China's newly announced port fee targeting U.S.-linked vessels is expected to have limited impact on container shipping, according to HSBC Global Investment Research, which cites the small number of U.S.-flagged ships operating in global trade.

 

The move follows earlier U.S. port fee hikes on Chinese maritime assets and is seen as largely symbolic amid broader trade tensions between the world's biggest economies.

 

The report noted that the fees will be phased in over four stages with escalating rates and include mitigating provisions with fees collected only at the first port of call in multi-port voyages and annual payments capped at five voyages per vessel.

 

"While the US's role in global commercial shipping is small – holding less than 4% of global fleet ownership and 3% of global shipping orderbook, the 25%+ ownership rule in China's retaliatory measures extends the policy's reach to even third-country vessels owned and operated by entities that have financial ties to the US, thereby casting a wider net over the global fleet," the HSBC analysis said.

 

Meanwhile, multiple tanker bookings scheduled to deliver crude oil to Chinese ports were cancelled and chartering costs for bulk vessels carrying coal and iron ore rose sharply after the announcement, suggesting market concerns over rising costs.

 

By sub-sector, HSBC noted that dry bulk is a key beneficiary.

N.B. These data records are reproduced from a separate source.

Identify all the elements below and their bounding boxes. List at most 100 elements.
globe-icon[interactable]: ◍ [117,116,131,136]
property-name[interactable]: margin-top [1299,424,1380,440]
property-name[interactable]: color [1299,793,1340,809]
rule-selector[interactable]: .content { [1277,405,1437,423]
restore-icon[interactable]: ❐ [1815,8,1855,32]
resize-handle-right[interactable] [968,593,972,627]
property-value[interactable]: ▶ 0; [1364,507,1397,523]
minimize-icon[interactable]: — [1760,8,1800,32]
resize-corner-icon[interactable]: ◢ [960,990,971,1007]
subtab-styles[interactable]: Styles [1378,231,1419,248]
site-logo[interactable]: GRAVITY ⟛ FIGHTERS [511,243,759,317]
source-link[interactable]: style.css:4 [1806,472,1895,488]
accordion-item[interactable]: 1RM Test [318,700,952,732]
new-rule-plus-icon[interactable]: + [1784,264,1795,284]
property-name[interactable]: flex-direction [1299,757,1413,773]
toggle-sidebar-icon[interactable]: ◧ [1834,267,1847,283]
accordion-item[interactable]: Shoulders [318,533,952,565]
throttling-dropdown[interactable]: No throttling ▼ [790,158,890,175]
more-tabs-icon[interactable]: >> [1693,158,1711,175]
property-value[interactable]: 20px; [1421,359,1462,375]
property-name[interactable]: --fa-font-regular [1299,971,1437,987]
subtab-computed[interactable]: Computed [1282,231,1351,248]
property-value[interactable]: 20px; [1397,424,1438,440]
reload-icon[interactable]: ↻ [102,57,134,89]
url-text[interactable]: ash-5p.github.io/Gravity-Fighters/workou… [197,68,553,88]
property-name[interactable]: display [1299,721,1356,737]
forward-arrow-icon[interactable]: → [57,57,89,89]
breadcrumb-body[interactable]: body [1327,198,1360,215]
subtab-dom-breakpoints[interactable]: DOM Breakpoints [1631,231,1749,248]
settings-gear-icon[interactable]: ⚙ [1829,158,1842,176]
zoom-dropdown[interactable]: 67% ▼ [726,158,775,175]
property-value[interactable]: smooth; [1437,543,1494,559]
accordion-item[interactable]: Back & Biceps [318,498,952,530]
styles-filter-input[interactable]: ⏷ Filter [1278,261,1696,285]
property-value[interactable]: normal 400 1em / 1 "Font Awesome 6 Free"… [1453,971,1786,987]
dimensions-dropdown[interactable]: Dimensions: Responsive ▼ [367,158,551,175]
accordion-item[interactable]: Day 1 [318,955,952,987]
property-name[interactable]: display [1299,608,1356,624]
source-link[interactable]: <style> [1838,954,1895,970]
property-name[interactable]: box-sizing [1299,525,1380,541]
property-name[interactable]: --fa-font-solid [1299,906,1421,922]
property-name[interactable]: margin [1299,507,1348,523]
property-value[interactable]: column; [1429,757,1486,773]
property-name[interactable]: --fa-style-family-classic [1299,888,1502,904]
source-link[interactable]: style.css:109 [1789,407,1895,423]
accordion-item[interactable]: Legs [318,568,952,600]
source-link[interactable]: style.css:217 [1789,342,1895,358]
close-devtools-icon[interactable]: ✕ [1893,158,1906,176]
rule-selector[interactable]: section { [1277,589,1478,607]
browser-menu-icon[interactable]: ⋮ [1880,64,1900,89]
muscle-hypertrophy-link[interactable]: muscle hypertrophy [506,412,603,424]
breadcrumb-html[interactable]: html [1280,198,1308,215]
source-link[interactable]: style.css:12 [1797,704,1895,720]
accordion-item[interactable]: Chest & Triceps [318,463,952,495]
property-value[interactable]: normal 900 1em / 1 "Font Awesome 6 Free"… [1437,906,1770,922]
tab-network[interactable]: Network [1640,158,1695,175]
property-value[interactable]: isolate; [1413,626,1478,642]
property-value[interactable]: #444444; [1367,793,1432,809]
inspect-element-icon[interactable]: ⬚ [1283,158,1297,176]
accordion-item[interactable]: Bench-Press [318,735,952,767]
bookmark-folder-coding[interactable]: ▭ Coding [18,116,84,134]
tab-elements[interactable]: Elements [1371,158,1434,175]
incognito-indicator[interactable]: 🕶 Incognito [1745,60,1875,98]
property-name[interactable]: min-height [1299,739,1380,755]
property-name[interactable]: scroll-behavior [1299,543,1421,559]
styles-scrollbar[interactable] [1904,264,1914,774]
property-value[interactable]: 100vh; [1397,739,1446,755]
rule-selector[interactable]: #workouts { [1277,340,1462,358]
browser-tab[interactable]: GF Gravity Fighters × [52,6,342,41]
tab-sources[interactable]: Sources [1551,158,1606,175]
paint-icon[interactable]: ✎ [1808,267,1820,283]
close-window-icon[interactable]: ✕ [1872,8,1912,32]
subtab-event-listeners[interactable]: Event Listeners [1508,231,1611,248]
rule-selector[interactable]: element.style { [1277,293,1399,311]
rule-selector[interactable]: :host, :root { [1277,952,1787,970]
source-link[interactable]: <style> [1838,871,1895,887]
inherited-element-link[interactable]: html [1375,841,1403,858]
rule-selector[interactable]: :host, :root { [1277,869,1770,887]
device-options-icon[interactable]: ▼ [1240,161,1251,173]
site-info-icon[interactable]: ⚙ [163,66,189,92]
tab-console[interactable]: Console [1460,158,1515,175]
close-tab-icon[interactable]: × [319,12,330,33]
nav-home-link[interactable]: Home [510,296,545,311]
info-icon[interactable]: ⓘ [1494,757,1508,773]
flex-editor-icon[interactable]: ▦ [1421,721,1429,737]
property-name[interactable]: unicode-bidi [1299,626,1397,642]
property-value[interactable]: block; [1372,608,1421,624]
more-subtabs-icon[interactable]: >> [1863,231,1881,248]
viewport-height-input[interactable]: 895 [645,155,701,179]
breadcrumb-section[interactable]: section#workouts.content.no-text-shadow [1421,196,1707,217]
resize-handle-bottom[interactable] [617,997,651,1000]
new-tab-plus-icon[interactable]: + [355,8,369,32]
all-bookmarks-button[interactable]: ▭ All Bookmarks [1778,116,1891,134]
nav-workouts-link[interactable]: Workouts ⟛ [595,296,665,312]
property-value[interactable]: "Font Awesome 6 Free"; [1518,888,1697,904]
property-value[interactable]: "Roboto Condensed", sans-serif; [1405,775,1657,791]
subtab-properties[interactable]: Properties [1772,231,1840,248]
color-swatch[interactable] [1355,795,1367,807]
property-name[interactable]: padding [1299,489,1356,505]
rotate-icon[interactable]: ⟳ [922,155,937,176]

"US agricultural exports are set to face substantial cost disadvantages, which will incentivise Chinese importers to shift sourcing to alternative suppliers such as Brazil and Argentina, lifting ton-mile demand."

 

Also, Vale, a major Capesize charterer for iron ore to China, is reported to have a sizeable portion of its ownership held by US investors.

 

Analysts at HSBC said if the policy is enforced, this would remove a substantial portion of "compliant" Capesize fleet from the Brazil-China iron ore trade route, likely leading to a spike in freight rates.

 

"We note the final interpretation of the 25%+ rules hinges on upcoming implementation details," it added.

 

For tanker, the withdrawal of US-exposed VLCCs from routes serving China benefits non-impacted VLCC owners which can command higher rates particularly as the market enters the seasonally stronger winter.

 

"Container shipping faces more manageable disruptions due to lower US involvement," HSBC added.